Ettlingen Palace is a baroque palace in the centre of Ettlingen, a small city in Baden-Württemberg, Germany.

== Predecessor Buildings ==
Today's palace succeeds two, possibly three previous buildings. The German Emperor Friedrich II enfeoffed Herman V, Margrave of Baden, with the city of Ettlingen which had been founded by the Staufers. Mid-13th-century, Hermann's son Margrave Rudolf I of Baden built a castle complex in Ettlingen, possibly on the ruins of a previous building of the Staufers. However, so far such a predecessor building could not be verified. The ground floors of the keep in the castle's inner courtyard were built in the 13th century and still exist today.

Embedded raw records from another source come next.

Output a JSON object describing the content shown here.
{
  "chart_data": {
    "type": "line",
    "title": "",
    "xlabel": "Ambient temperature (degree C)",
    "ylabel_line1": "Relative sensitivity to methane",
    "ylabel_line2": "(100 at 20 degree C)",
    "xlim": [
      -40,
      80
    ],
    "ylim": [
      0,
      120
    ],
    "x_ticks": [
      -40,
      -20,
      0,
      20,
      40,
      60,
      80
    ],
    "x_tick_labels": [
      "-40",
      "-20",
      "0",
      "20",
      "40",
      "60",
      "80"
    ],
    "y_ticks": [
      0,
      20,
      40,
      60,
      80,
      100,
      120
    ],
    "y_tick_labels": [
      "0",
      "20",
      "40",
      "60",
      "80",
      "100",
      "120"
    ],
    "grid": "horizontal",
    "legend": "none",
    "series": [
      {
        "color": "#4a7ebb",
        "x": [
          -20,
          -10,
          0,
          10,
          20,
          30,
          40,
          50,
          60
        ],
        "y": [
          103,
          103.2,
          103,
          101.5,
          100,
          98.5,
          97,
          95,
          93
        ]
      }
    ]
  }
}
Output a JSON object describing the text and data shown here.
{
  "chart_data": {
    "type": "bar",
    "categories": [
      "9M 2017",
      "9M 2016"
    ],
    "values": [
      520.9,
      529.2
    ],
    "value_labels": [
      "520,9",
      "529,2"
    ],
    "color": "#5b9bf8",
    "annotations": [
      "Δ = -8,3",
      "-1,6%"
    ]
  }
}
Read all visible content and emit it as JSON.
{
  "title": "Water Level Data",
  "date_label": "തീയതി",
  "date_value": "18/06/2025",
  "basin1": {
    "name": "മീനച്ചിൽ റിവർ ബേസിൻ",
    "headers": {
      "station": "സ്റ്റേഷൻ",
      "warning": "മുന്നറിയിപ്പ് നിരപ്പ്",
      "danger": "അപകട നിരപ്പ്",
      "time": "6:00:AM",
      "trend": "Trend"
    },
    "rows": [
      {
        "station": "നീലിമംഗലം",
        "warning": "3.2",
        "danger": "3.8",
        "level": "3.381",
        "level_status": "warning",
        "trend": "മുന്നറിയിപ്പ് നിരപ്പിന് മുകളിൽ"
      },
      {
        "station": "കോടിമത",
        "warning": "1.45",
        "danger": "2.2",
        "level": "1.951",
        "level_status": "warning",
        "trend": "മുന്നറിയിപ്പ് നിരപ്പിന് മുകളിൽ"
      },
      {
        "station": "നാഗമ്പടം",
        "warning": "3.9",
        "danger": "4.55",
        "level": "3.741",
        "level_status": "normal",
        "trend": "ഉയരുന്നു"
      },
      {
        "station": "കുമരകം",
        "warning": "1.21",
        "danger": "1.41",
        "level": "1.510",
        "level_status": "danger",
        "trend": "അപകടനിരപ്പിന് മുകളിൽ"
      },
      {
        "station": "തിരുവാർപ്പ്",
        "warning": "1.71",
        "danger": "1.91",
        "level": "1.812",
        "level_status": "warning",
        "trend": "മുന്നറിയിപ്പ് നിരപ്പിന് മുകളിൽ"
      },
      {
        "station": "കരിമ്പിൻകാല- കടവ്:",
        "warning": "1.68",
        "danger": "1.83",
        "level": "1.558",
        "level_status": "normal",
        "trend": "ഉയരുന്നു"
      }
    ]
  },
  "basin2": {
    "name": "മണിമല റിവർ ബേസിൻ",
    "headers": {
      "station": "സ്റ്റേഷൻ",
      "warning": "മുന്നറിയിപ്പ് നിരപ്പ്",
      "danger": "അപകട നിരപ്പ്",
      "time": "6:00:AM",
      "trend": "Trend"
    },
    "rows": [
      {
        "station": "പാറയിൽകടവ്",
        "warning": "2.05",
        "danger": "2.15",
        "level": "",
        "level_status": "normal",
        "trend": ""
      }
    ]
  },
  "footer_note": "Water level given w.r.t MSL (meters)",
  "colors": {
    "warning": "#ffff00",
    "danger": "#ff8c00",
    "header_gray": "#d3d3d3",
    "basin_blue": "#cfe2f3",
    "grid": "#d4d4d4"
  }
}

In the 16th century, a grand renaissance palace succeeded the 13th century castle. Two turrets were added to the southern wing and the keep was given a timbered upper floor. The renaissance palace with its three wings around the old keep was finished in 1600. In 1689, French troops completely destroyed both the palace and the city during the Palatine war of succession.

== Baroque palace ==
=== Building History ===
After her husband, Margrave Ludwig Wilhelm Türkenlouis, died in 1707, Margravine Augusta Sibylla decided to take up widow's residence at Ettlingen.
From 1727 to 1733, she had the remaining ruins rebuilt. Using sandstone from Lossburg, the master builder Johann Michael Ludwig Rohrer built a luxurious baroque palace with four wings. It was to serve as a residence for her later years. After Margravine Augusta Sibylla’s death in 1733, the palace was used for multiple purposes for almost two centuries, including as a guest house and as a military hospital. In 1871, the Prussians turned it into an NCO school before the palace became property of the city of Ettlingen in 1912.

=== Palace courtyard ===
The highlight of the clearly structured palace courtyard is a stunningly beautiful illusionistic baroque painting on the wall towards the south wing. Additionally, there is an impressively constructed doorway and a dolphin fountain from 1612. This magnificent location sets the scene for the Ettlinger Schlossfestspiele, an annual theatre festival in Ettlingen.

=== Asam hall ===
Augusta Sibylla paid particular attention to the construction of the palace chapel which was dedicated to St John Nepomuk. It is decorated with 30 frescos by German baroque painter and architect Cosmas Damian Asam (1686–1739) depicting the martyrdom of St John Nepomuk. They are the only remaining frescos by Cosmas Damian Asam in the Upper Rhine region. Nowadays, the chapel is used as main hall where concerts, such as Schubertiades take place.

===Great Hall===
Among the most prestigious rooms of the palace is also the Great Hall, which was used as ballroom by Augusta Sibylla. Its window recesses are decorated with mural paintings. Moreover, it features a gently curved gallery and a larger Bohemian chandelier.

===Museum===
Nowadays, the palace is museum and venue for different kinds of events. It contains a collection concerning local history and archeology, a collection of regional art works since 1900, particularly works by Karl Hofer as well as a paintings gallery. East Asian handicraft is displayed in the baroque state rooms.